Adam Machanic’s sp_whoisactive script is useful for identifying SQL problems. There is a low chance that there is locking on the ConvertedCacheFile table, which suspends queries accessing the cache location. If you see many suspended queries accessing the ConvertedCacheFile table with long lock waits when you check the output of this script, then the table has a locking problem.

Possible solutions

If you determine Relativity SQL is the source of your performance issues, consider the following performance solutions:

  • Follow the blocking chain to the root query. Often it is a rogue query (e.g., attempting to remove dirty rows from ConvertedCacheFile with a table lock).
  • Check the indexes on ConvertedCacheFile. Relativity ships with indexes that support fast, low locking queries, but if these are missing, access to the table takes significantly longer and holds locks.
  • Check the ConvertedCacheFIle which may be large and unwieldy. This is in part because Relativity does not delete from this table, instead old converted files are marked "dirty" and ignored. If the table is too large, clean up the table during downtime with the following query: DELETE FROM [EDDSDBO].[ConvertedCacheFile] WITH (TABLOCKX) WHERE [Dirty] = 1,
  • Check SQL memory usage. Lock escalations may be causing normal operation to grab table locks if a lot of locks and memory pressure exist. This is extremely rare and indicates a larger problem. Should you encounter this problem, contact kCura Client Services.

Web servers, cache servers, and network

If Relativity SQL isn’t the source of your performance issues, it is likely the web and cache servers are the source.

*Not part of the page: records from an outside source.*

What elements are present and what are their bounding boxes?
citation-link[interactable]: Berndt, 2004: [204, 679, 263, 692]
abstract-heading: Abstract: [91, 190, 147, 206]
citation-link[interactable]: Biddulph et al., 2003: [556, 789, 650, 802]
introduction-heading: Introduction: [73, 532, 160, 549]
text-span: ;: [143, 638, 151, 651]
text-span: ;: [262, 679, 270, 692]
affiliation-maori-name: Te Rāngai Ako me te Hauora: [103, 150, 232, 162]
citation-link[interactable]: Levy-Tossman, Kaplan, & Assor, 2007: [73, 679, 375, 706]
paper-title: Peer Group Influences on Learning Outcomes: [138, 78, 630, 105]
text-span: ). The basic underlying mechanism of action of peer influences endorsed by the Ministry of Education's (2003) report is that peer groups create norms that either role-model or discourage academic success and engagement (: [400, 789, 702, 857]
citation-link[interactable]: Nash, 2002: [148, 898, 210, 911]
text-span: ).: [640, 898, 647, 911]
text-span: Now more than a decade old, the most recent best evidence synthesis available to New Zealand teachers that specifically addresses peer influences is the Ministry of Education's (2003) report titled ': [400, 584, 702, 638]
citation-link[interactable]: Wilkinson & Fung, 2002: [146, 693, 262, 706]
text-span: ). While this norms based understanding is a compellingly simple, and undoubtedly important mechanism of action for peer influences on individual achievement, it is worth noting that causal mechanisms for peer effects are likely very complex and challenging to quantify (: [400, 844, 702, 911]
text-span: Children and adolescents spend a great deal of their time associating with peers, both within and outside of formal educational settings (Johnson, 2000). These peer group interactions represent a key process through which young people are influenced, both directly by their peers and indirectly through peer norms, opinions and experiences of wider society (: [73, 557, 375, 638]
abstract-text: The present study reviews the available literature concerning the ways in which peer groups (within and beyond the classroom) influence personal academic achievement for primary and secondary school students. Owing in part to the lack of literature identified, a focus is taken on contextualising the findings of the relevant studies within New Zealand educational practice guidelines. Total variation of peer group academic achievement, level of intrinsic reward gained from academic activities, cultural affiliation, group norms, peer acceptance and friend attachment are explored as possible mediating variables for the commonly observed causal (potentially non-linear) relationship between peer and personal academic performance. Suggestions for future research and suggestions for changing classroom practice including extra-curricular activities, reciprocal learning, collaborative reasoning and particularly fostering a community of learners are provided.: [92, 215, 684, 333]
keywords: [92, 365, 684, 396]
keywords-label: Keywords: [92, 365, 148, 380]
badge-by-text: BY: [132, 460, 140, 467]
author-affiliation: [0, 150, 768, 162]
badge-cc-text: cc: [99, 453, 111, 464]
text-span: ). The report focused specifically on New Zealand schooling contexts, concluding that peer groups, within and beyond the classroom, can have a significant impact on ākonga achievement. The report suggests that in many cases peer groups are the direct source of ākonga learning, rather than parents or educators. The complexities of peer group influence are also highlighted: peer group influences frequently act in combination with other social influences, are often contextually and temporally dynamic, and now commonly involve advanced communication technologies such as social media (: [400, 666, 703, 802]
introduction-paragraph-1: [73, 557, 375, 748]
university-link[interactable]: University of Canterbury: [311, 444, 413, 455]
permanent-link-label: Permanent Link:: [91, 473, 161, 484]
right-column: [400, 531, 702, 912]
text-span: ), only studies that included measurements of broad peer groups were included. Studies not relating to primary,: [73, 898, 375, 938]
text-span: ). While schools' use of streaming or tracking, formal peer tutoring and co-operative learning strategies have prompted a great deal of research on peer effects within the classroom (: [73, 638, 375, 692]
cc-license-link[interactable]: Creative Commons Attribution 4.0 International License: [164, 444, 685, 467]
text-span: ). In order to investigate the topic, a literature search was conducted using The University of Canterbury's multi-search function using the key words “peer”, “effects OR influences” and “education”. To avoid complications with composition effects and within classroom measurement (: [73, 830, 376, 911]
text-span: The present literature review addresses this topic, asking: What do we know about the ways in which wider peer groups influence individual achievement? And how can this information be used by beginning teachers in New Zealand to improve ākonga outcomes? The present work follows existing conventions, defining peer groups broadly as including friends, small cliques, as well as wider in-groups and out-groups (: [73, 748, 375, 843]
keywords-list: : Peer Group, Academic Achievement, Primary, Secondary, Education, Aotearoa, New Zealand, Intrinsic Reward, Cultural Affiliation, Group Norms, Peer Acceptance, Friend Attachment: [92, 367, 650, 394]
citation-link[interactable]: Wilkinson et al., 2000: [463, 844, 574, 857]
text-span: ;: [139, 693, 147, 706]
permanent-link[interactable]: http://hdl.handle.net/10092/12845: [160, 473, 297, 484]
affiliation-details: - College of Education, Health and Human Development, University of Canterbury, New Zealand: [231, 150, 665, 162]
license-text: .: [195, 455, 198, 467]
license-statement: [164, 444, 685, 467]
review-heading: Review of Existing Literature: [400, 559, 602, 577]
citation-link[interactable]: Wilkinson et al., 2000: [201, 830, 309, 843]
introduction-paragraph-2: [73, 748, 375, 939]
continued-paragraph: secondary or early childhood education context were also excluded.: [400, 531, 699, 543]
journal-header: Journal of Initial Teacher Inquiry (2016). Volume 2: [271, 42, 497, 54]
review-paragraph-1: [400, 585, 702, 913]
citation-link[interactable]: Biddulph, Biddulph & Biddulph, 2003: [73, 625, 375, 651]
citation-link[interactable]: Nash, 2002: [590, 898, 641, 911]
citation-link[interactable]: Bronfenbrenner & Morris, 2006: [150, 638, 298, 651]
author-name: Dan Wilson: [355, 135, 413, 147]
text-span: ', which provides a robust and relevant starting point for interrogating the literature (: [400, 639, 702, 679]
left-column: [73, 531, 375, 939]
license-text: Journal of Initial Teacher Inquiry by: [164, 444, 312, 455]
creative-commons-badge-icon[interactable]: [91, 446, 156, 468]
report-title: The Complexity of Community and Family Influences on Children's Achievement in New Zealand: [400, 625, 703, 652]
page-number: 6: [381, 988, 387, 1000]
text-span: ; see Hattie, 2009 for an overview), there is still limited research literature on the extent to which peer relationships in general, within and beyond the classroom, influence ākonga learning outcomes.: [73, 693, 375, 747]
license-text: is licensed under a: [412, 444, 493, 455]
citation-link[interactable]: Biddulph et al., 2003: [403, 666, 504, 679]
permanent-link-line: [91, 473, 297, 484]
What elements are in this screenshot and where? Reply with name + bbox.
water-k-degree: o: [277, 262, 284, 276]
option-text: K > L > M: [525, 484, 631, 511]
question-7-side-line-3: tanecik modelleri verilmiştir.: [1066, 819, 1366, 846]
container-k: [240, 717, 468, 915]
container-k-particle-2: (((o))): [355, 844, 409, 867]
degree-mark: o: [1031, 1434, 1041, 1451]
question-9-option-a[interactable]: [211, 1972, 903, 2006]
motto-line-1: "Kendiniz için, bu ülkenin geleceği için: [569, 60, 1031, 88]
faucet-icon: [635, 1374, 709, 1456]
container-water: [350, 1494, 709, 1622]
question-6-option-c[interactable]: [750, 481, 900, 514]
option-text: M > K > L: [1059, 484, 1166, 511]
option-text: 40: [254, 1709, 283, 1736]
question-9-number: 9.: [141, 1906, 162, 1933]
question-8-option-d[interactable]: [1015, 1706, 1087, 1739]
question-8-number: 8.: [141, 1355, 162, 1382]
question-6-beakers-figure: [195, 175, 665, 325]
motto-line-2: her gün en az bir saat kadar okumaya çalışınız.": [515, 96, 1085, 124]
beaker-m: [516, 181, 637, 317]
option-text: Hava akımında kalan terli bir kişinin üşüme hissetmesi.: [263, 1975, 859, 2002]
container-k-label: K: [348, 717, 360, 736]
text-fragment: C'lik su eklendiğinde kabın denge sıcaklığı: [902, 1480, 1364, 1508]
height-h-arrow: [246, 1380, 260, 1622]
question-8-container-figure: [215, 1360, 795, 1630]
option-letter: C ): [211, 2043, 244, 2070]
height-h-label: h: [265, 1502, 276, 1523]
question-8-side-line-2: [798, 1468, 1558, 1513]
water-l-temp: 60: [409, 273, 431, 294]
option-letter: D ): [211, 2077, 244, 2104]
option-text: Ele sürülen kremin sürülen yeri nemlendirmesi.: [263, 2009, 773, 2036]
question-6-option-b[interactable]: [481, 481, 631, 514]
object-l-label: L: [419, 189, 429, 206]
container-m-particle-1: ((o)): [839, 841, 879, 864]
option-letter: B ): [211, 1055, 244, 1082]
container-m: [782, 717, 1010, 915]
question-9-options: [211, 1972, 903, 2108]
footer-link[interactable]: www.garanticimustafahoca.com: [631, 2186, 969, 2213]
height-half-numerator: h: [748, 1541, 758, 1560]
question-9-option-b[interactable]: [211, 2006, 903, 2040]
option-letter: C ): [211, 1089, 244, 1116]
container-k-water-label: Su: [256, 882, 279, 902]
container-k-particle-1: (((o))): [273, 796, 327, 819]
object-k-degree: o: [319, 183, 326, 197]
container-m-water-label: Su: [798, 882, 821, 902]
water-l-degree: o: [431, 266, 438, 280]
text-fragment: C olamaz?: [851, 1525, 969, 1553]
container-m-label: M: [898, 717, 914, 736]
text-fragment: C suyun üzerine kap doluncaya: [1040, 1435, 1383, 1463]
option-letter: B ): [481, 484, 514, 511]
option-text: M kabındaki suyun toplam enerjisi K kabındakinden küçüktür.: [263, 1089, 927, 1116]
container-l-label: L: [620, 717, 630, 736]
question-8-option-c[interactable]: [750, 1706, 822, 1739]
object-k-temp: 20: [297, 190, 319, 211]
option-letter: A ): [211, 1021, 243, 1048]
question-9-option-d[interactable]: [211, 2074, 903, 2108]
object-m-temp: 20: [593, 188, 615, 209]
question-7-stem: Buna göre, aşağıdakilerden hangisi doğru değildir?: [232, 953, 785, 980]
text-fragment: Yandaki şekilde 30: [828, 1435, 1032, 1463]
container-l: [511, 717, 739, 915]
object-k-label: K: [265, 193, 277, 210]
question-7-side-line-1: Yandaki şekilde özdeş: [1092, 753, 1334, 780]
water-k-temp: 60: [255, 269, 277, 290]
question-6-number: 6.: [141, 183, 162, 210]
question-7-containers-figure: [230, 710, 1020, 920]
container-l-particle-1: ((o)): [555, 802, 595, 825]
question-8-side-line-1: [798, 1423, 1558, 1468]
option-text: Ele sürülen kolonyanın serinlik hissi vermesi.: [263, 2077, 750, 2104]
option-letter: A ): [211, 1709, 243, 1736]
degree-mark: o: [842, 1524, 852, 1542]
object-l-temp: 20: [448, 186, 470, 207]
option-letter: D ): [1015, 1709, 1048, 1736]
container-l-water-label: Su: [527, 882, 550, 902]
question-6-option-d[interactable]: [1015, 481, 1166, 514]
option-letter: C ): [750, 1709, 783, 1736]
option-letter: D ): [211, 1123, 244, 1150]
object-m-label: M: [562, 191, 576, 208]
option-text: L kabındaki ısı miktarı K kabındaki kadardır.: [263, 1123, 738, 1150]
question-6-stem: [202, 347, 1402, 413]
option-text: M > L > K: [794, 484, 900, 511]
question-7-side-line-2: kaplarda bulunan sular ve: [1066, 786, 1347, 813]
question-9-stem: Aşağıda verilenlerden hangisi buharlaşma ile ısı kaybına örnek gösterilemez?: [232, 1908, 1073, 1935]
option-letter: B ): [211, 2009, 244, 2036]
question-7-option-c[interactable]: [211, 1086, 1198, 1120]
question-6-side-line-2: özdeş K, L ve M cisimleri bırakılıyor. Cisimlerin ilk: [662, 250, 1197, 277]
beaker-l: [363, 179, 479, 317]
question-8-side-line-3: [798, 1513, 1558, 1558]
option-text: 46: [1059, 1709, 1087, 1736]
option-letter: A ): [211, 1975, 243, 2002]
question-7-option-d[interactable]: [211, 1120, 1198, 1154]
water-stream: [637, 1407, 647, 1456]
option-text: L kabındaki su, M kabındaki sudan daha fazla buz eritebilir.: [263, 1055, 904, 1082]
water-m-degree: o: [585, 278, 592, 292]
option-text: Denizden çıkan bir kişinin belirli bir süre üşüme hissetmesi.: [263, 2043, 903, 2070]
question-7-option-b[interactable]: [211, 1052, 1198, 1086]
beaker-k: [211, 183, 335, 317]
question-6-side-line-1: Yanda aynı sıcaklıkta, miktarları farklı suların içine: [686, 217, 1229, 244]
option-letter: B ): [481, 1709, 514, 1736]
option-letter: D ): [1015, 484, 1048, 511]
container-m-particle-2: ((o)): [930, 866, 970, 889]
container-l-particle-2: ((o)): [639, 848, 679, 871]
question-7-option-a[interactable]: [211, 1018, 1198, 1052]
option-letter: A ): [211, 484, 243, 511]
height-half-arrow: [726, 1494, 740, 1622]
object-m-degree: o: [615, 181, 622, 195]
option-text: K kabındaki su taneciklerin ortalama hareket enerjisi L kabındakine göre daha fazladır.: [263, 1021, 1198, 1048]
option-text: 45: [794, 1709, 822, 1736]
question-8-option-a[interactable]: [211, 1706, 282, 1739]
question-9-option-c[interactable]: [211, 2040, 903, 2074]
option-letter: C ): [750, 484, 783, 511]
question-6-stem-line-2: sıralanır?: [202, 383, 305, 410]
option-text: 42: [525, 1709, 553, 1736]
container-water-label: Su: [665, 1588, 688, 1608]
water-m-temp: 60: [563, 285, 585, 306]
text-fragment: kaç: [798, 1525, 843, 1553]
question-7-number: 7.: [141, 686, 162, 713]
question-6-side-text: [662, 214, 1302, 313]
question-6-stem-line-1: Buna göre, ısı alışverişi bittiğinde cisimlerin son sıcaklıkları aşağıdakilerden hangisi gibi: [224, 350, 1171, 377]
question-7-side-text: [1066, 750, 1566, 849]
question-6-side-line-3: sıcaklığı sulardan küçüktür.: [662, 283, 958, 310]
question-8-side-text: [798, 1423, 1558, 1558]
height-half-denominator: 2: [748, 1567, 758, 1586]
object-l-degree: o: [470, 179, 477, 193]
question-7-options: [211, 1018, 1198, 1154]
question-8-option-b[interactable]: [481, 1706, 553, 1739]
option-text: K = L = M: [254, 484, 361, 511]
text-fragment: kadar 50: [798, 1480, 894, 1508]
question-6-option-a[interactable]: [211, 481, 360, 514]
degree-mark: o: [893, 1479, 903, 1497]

To check your web and cache servers’ performance, use the following procedure:

  1. In any browser, press F12 to open the developer tools.
  2. Run a network capture for the second time a document is viewed. Internet Explorer 10 displays the following window:web performance output
  3. Zoom in on the segment containing /Relativity/CustomPages/C9E4322E… and /Relativity/CustomPages/5725cab5… (Columns are rearranged in the screenshot.) These calls receive the CacheID for the document (C9E) and download the converted file (5725).

  4. custom pages segment

The web and cache servers respond quickly if “taken” times are small. However, if “taken” times are in seconds or hundreds of milliseconds, sending data from the servers to the client is the source of your performance problem.

Possible solutions

If you determine the web or cache server is the source of your performance issues, consider the following performance solutions:

  • Use 4 CPU cores and 4GB of RAM for every 25 active users on a web server in Relativity 9.2. Ensure your environment meets these specifications.
  • Check the network connection between all components, including the client machine.
  • Check the disk utilization on the cache server, and, if necessary, separate your cache storage from file storage.

Client machine

If you determine the Client machine is the source of your performance issues check to see if the performance problem is present on a different machine running the same browser.

Web browser

If you determine the web browser is the source of your performance issues, check to see if the performance problem is present in Chrome, Firefox, and Internet Explorer 10/11.

Testing shows some performance problems exist only in Internet Explorer 10. If Internet Explorer is preferred, Internet Explorer 11 could provide better performance.

Metadata

If you determine metadata is the source of your performance issues, check to see if the performance problems are present when there are no persistent highlight sets or markup sets. This is identical to the troubleshooting done for the ActiveX viewer.

Data

If you determine data is the source of your performance issues, check to see if the performance problem is present on different documents and document types. Large (50+ pages) image files/productions, spreadsheets, and some other file types exhibit some performance issues in the HTML viewer.

Knowledgebase articles

You can also use knowledgebase articles to diagnose and solve viewer performance issues not explained in this guide. The knowledgebase articles are provided by kCura Client Services and are available via the Relativity Community.